BOYLE FAMILY: The 1960s and 70s

24 April - 7 June 2008 London
Overview

A series of works by Boyle Family completed in the seminal period of the 1960s and '70s. This will be the first exhibition to focus on this period and is the first in a commercial London gallery since the death of Mark Boyle in 2005. It follows a major retrospective in 2003 at the Scottish National Gallery of Modern Art, Edinburgh.

 

Mark boyle and his co-worker and partner Joan Hills embodied the '60s spirit of experimentation. Their work included 'happenings' and art events, like Suddenly Last Supper (1964), in which burning slides of Botticelli's Birth of Venus were projected onto a nude woman, so that the real woman emerged from the idealised form of the painting; whilst Son et Lumiere for Earth, Air, Fire and Water (1966) gave rise to the psychedelic lightshow and collaborations with Jimi Hendrix and jazz-rock pioneers Soft Machine.

 

At the same time Boyle and Hills were developing the work for which they probably remain best known: the earth pieces from their Journey to the Surface of the Earth.
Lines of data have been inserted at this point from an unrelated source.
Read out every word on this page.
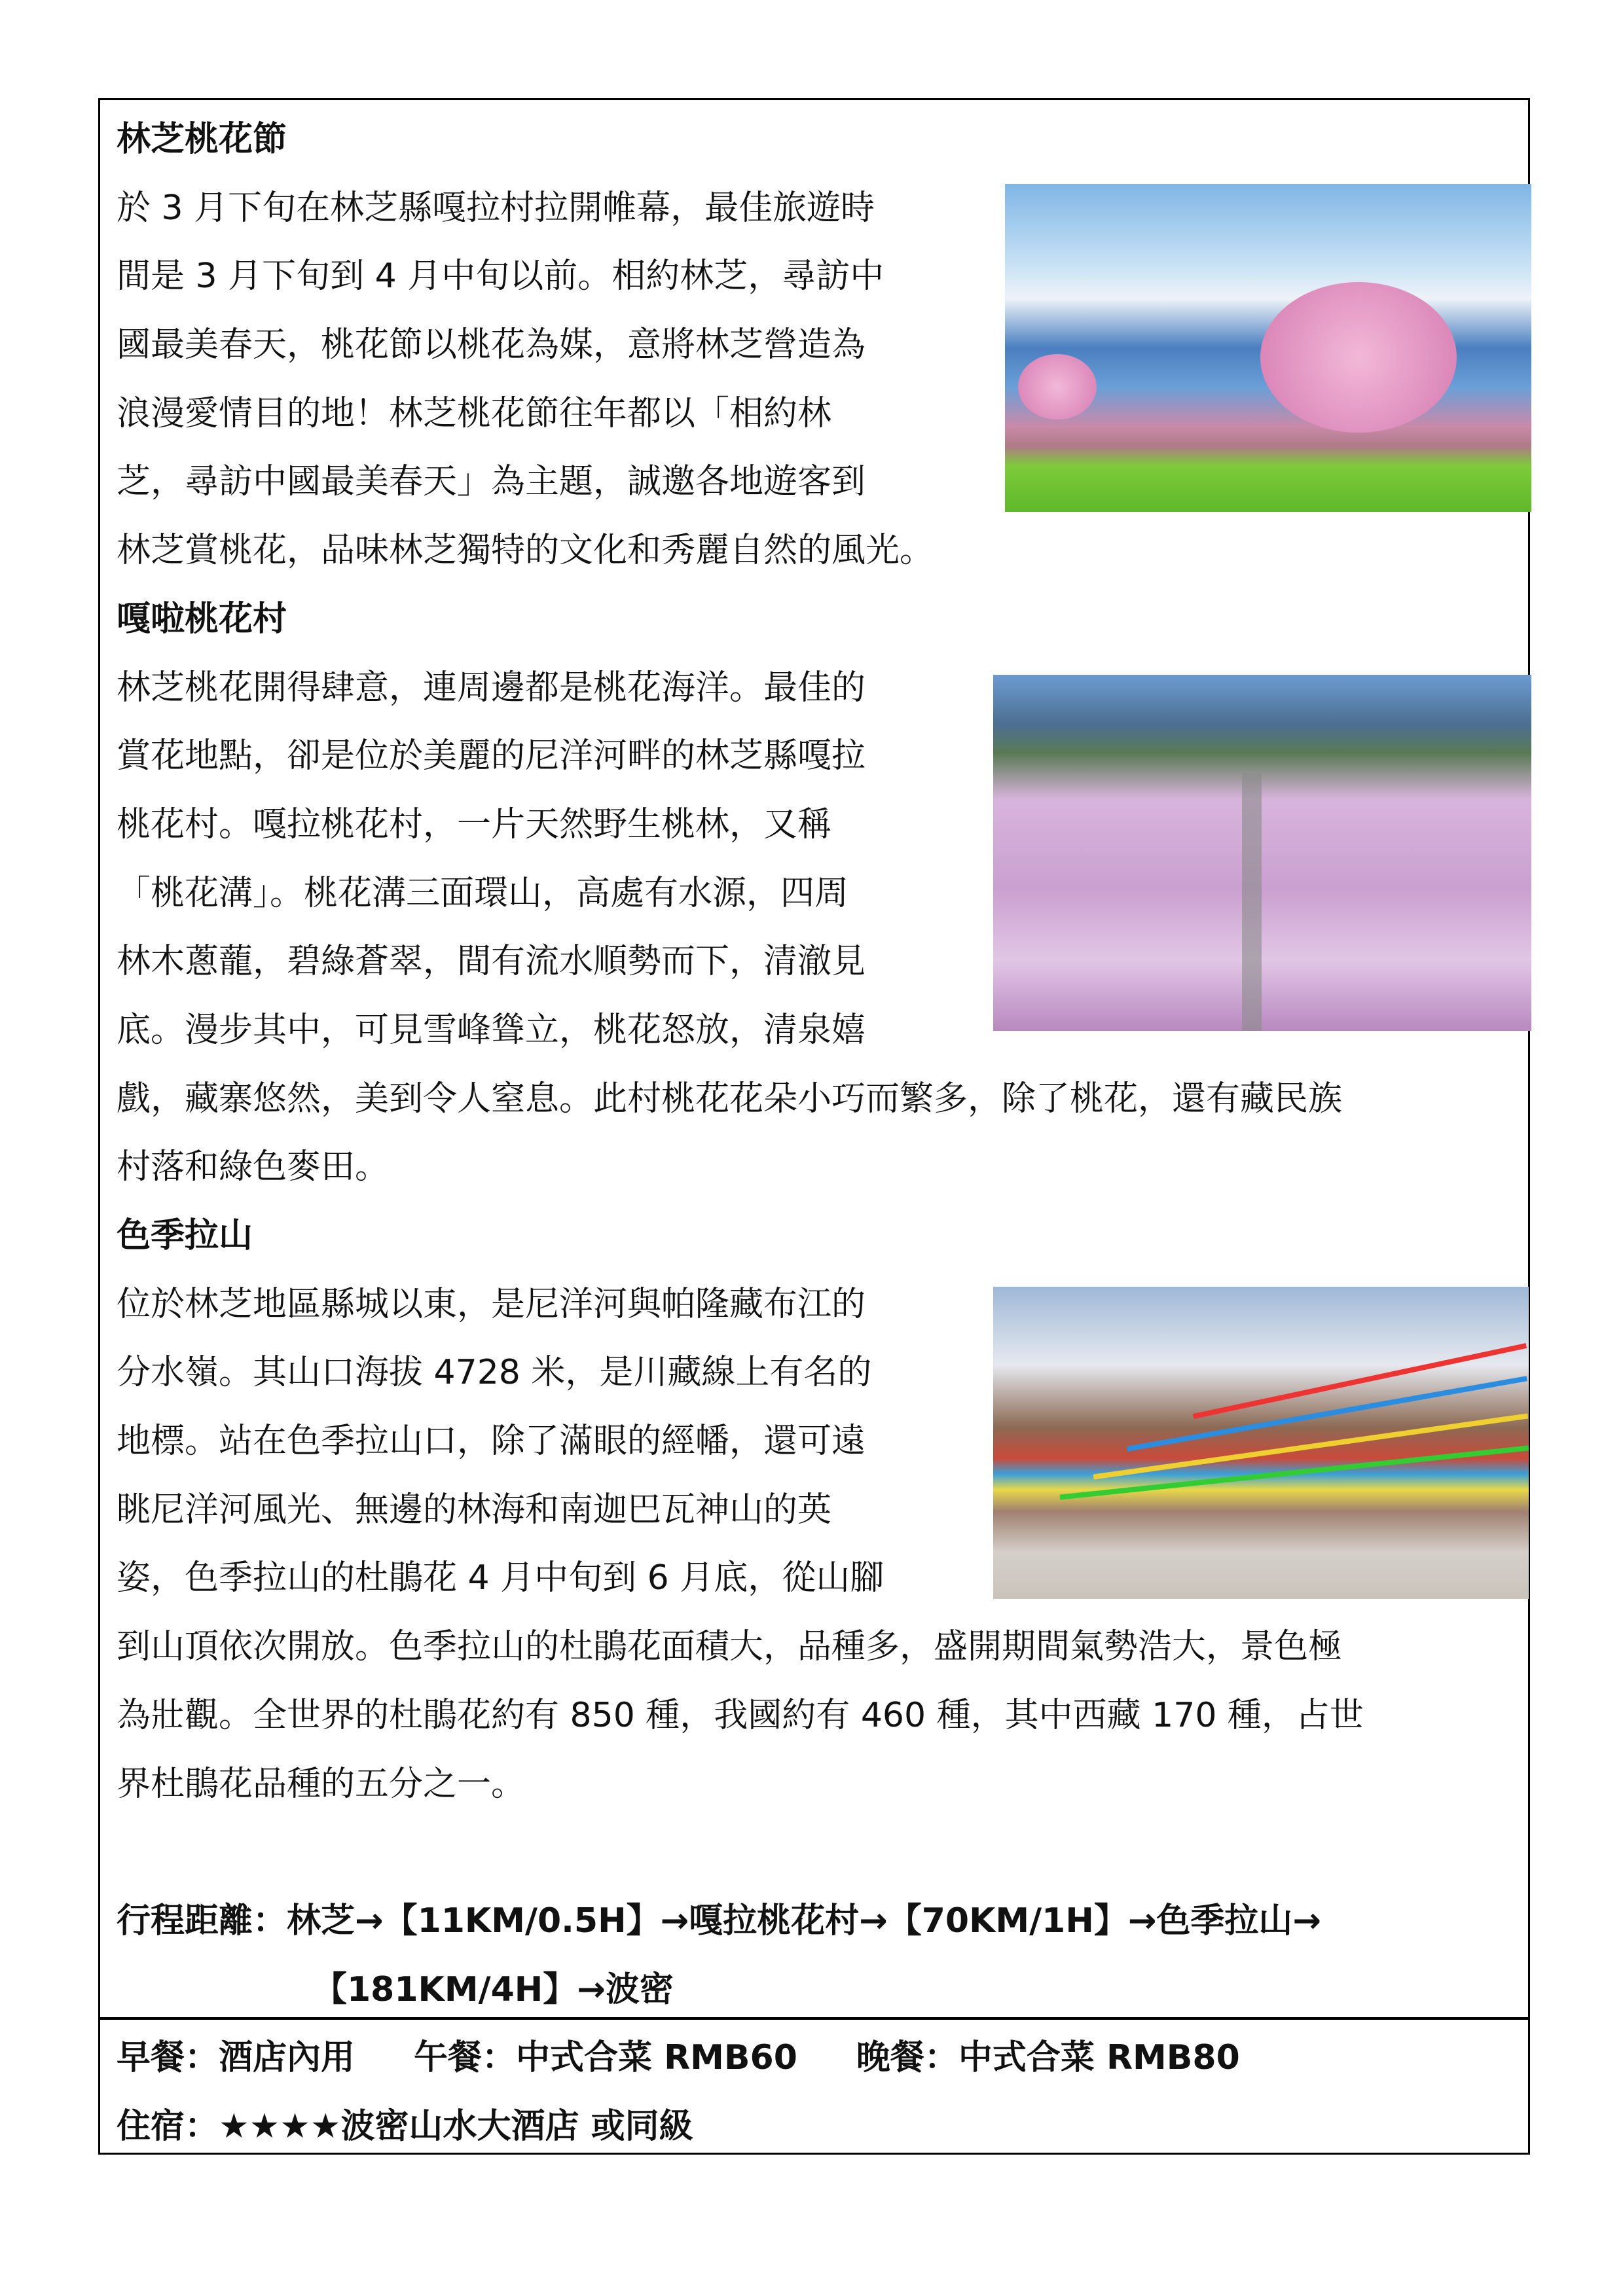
林芝桃花節
於 3 月下旬在林芝縣嘎拉村拉開帷幕，最佳旅遊時
間是 3 月下旬到 4 月中旬以前。相約林芝，尋訪中
國最美春天，桃花節以桃花為媒，意將林芝營造為
浪漫愛情目的地！林芝桃花節往年都以「相約林
芝，尋訪中國最美春天」為主題，誠邀各地遊客到
林芝賞桃花，品味林芝獨特的文化和秀麗自然的風光。
嘎啦桃花村
林芝桃花開得肆意，連周邊都是桃花海洋。最佳的
賞花地點，卻是位於美麗的尼洋河畔的林芝縣嘎拉
桃花村。嘎拉桃花村，一片天然野生桃林，又稱
「桃花溝」。桃花溝三面環山，高處有水源，四周
林木蔥蘢，碧綠蒼翠，間有流水順勢而下，清澈見
底。漫步其中，可見雪峰聳立，桃花怒放，清泉嬉
戲，藏寨悠然，美到令人窒息。此村桃花花朵小巧而繁多，除了桃花，還有藏民族
村落和綠色麥田。
色季拉山
位於林芝地區縣城以東，是尼洋河與帕隆藏布江的
分水嶺。其山口海拔 4728 米，是川藏線上有名的
地標。站在色季拉山口，除了滿眼的經幡，還可遠
眺尼洋河風光、無邊的林海和南迦巴瓦神山的英
姿，色季拉山的杜鵑花 4 月中旬到 6 月底，從山腳
到山頂依次開放。色季拉山的杜鵑花面積大，品種多，盛開期間氣勢浩大，景色極
為壯觀。全世界的杜鵑花約有 850 種，我國約有 460 種，其中西藏 170 種，占世
界杜鵑花品種的五分之一。
行程距離：林芝→【11KM/0.5H】→嘎拉桃花村→【70KM/1H】→色季拉山→
【181KM/4H】→波密
早餐：酒店內用 午餐：中式合菜 RMB60 晚餐：中式合菜 RMB80
住宿：★★★★波密山水大酒店 或同級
These 'Earthprobes' as they were first called, present a replica of a random sample of the world, natural and man made. Whilst early pieces were made by a painstakin transfer of the real material onto boards, Boyle and Hills quickly developed techniques whereby a physical impression of the surface was taken and the details and relief preserved using resins and fibreglass. A selection of these quasi archeological studies were exhibited in the British Pavilion during the 1978 Venice Biennale and form the core of this exhibition.